I’m tired of social media. And you?

I'm tired of social media. And you?

Every day hundreds of information flows from facebook, twitter and instagram streams in front of me. I’m tired of sliding my thumb, but I’m still not stopping. Am I afraid to miss something? Is there something I’m looking for? I do not know.

Child development and groups of mothers from different schools, permaculture, seeds and real food pages, scientific publications, news, funny stories, interesting information… Which food is good for what, what causes cancer, what I say to children, everything goes upside down, I can do it I can do it Oops or that I should try, what’s going on at the last minute, why doesn’t my phone fall?

I really liked being able to access information at any moment. The world is always at my fingertips. I was looking at every opportunity to the land of information that seemed to me like heaven, sometimes even during a few minute breaks. But then things got weird. Which one was I spending more time with? A tiny screen or a living? I don’t know.

I'm tired of social media. And you?

I was new at first, my life was in the process of change, and I seemed to have sworn to follow every page of anyone who wrote and drew on all the topics I was interested in with the fear of the uncertainty of change. I quickly scrolled down the pages, searching, scanning, selecting and reading.

Then I was tired of the emotion changes and triggers created by the ridiculous things falling in front of me while I was selecting and sorting and I eliminated some pages and people. I’ve arranged to update my news source only from trusted sources. There was no one other than the pages I was interested in, and the people who followed me. But in time, I realized that even this was too much. I’m overwhelmed with habit trying to read every update…

Every day hundreds of information falls on me. Every time I put my hand on the phone, they attack me. My daughter was playing games, cooking, going on the subway… Come on, I passed them trying to rest? Even when I say to sit at home and rest, I get new information. (Why am I clinging to the phone to relax?) Even in the moments I take a short look, I can link to my eyes; Something that interests me, distracts my mind I can not do my work in time. Because I’m sitting and jumping from that knowledge to that information, and I don’t understand how time flows.

I'm tired of social media. And you?

I can’t physically get tired while I have the phone. Because my mind is full. My mind is constantly questioning, everything I see is in storage. I am getting tired. This habit is not only because it takes too much time, it makes it hard for me to focus; for the answers to questions I did not ask. For filling in my mind a lot of information that I don’t need in real life, when I’m living, experiencing, and maybe never. For exposing me to a lot of things that I wasn’t ready for, causing me to waste time.

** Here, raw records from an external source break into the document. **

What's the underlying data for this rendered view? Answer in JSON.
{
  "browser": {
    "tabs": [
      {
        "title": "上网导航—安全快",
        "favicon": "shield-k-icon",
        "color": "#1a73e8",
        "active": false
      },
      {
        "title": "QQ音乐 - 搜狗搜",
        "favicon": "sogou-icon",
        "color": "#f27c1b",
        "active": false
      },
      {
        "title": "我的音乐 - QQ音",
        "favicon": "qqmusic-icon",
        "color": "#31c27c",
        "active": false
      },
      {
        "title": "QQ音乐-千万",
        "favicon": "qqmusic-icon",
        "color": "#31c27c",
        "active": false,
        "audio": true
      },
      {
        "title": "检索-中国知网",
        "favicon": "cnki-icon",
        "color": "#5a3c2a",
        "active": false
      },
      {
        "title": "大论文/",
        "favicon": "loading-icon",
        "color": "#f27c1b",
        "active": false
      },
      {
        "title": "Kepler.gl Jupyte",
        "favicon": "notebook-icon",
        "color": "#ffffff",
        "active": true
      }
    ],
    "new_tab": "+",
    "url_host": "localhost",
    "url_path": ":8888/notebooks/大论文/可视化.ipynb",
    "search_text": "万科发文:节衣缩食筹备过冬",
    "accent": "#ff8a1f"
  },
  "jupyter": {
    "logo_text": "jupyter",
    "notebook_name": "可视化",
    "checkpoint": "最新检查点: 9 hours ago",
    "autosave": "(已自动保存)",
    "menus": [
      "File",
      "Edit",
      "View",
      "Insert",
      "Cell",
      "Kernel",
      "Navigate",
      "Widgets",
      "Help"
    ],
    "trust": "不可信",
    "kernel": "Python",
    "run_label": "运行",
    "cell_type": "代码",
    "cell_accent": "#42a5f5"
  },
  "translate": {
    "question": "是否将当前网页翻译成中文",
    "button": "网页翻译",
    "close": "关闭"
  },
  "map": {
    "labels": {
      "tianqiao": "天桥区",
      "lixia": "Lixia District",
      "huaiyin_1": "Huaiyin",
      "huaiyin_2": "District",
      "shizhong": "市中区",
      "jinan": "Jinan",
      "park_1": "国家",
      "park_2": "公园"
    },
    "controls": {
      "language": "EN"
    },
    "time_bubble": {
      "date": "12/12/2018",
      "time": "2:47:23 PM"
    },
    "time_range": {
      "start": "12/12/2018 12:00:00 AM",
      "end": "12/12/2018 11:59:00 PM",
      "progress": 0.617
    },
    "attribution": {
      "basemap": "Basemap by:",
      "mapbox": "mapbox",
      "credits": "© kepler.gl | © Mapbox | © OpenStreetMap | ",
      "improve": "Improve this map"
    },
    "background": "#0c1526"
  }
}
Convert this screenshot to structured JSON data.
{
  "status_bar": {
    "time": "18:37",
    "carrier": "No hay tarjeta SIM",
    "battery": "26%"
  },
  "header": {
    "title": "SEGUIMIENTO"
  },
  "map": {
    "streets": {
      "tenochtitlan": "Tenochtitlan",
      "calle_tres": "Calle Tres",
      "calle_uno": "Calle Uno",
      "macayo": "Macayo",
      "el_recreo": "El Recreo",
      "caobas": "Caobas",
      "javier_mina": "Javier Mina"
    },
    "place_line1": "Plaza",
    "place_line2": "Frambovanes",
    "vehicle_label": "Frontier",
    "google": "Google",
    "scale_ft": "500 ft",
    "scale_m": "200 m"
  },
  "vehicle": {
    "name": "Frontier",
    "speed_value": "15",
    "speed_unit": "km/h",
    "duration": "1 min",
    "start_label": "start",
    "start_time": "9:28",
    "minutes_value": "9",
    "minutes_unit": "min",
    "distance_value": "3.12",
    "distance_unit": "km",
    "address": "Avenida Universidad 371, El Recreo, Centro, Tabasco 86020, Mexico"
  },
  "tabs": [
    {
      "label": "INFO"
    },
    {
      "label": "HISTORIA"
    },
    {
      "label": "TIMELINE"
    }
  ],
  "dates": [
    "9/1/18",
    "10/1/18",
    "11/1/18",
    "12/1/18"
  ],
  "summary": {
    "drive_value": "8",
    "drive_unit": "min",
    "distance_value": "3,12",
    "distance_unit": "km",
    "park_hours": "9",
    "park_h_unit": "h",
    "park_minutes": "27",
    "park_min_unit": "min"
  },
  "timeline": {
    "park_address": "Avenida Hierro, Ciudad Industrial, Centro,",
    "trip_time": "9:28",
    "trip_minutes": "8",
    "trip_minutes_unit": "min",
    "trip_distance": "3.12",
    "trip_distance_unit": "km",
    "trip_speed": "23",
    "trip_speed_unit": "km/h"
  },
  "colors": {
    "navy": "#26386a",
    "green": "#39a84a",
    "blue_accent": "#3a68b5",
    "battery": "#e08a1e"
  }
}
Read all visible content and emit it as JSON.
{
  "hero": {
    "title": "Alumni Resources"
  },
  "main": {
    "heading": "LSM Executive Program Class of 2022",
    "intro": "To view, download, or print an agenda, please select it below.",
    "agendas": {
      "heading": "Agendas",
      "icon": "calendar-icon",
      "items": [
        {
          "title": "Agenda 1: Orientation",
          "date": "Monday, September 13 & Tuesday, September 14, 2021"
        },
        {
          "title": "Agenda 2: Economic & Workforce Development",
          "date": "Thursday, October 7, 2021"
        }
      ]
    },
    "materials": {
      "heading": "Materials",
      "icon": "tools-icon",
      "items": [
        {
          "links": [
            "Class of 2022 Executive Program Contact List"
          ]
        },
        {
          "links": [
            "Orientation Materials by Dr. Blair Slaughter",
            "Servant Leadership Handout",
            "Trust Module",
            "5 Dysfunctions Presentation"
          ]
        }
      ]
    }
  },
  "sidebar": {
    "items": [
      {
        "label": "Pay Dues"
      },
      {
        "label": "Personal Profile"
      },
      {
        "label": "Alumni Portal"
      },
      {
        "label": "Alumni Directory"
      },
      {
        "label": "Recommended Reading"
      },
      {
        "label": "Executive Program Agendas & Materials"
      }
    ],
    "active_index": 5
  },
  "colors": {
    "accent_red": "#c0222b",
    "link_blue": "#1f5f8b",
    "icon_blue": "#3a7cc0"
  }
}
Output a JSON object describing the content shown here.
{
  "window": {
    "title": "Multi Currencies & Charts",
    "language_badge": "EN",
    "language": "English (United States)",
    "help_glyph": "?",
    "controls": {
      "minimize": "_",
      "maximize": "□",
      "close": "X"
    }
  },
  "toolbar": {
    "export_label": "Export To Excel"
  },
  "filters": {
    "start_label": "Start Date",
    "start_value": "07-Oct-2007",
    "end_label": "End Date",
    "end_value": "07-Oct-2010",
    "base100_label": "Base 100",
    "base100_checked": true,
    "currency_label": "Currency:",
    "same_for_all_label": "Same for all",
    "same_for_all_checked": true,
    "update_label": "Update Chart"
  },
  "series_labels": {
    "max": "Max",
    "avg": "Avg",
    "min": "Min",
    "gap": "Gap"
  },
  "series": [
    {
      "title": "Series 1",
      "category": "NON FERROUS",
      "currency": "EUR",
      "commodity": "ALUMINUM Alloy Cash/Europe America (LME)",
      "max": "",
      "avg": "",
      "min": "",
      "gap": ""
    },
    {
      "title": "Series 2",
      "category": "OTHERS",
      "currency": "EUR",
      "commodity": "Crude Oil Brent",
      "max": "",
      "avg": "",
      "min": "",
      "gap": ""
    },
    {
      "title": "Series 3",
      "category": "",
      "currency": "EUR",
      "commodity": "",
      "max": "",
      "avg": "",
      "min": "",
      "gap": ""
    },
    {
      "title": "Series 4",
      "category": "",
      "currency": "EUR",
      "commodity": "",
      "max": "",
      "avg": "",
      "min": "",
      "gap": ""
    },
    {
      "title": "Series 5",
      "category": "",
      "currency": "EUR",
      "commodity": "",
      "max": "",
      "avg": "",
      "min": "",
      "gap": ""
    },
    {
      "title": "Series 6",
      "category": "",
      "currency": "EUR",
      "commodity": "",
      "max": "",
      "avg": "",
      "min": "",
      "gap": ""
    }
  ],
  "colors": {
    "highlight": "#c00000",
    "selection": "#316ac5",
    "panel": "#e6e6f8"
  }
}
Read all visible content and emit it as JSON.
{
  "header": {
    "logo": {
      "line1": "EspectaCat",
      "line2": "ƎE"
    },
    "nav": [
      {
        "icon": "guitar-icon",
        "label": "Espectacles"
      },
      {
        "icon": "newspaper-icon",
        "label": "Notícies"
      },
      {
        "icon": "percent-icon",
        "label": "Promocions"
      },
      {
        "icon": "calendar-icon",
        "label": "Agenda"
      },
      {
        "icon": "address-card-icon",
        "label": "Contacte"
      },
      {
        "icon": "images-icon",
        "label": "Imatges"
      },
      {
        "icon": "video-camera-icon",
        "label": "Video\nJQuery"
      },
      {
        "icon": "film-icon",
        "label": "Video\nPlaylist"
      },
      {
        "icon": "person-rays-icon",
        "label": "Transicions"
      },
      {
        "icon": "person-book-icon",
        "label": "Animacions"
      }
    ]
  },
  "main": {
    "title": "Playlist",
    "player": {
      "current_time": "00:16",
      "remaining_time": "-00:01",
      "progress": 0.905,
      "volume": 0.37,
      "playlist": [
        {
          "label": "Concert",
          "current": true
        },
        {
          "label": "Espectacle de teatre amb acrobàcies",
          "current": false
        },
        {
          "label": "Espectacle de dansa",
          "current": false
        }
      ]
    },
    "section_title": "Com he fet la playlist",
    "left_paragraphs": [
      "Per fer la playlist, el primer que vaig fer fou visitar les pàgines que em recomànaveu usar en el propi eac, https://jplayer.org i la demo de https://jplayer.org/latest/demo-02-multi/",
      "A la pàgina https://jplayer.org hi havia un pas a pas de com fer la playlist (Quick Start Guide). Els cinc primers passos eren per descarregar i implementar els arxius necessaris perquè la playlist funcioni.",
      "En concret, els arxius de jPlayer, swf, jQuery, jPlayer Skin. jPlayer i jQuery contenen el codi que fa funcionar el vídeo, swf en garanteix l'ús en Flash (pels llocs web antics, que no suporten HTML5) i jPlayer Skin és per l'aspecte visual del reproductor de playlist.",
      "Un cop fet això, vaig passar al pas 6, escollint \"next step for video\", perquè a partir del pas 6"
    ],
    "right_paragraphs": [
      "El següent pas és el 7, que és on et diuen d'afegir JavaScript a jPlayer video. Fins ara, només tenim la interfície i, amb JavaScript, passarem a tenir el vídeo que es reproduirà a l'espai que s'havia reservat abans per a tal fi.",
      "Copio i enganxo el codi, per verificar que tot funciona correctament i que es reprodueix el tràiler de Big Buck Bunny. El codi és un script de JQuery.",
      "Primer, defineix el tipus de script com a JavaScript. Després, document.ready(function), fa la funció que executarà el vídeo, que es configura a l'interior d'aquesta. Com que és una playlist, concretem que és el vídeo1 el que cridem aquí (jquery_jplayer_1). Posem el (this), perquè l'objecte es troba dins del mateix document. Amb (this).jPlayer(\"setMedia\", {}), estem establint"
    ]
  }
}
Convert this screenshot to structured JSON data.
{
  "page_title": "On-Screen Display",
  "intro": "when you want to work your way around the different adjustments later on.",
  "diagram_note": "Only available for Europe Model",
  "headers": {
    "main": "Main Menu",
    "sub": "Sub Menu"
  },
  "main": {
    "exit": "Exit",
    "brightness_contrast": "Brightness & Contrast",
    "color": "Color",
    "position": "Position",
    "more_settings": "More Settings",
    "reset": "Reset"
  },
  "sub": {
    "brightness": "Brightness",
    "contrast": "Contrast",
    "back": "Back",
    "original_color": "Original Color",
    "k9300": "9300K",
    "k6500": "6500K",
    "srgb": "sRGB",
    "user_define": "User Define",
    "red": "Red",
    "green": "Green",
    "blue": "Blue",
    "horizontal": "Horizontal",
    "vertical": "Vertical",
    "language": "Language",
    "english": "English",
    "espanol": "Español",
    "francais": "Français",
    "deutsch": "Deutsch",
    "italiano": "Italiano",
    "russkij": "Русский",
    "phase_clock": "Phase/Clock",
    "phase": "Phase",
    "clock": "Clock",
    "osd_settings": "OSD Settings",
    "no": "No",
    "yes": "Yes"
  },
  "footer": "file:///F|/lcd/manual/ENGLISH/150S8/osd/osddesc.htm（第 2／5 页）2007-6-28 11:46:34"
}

For putting many contradictory information in front of me at the same time, constantly making me suspicious and frustrating me with unnecessary judgment. What I read is because it can strongly affect my emotional state and I’m exposed to it at the most unexpected times, even often. Because he didn’t leave me time of laziness, never rested my mind during the day, and so he overloaded me beni I’m tired.

Actually, I’ve seen this movie in school. This; it was a familiar story from the years when I was asked to ask questions, the need for that information, my passions and my life, and all the information was presented to me without giving me the opportunity to look for answers with a real curiosity, and I tried to fit them all into my memory just in case I needed one.

I thought a lot with my wife the other day, but I could not find a place I used except for factorial high school exams. The school ran out and some of the tons of information I learned there went to the trash. Some of it hasn’t gone yet, but I wish it had gone, but the brain’s burden would have lightened a little bit! The virtual relationship that has not touched my life with knowledge has been on me for a while.

How is the learning ilen way that we are; taught un established, I want it to be presented to me, I am merciful to follow what is offered, I don’t want to miss it. I can’t hear myself, I can’t feel my need.

I’m having a rest now.
To the inside of the life.
To ask questions in moments of need and real curiosity while living… To slow down, to try, to be wrong…
And then to feed my life, to find answers that will multiply my questions.

I’m tired. I don’t want to keep my mind busy with answers to questions I haven’t asked for a while. He’s questioning my habit, looking for balance.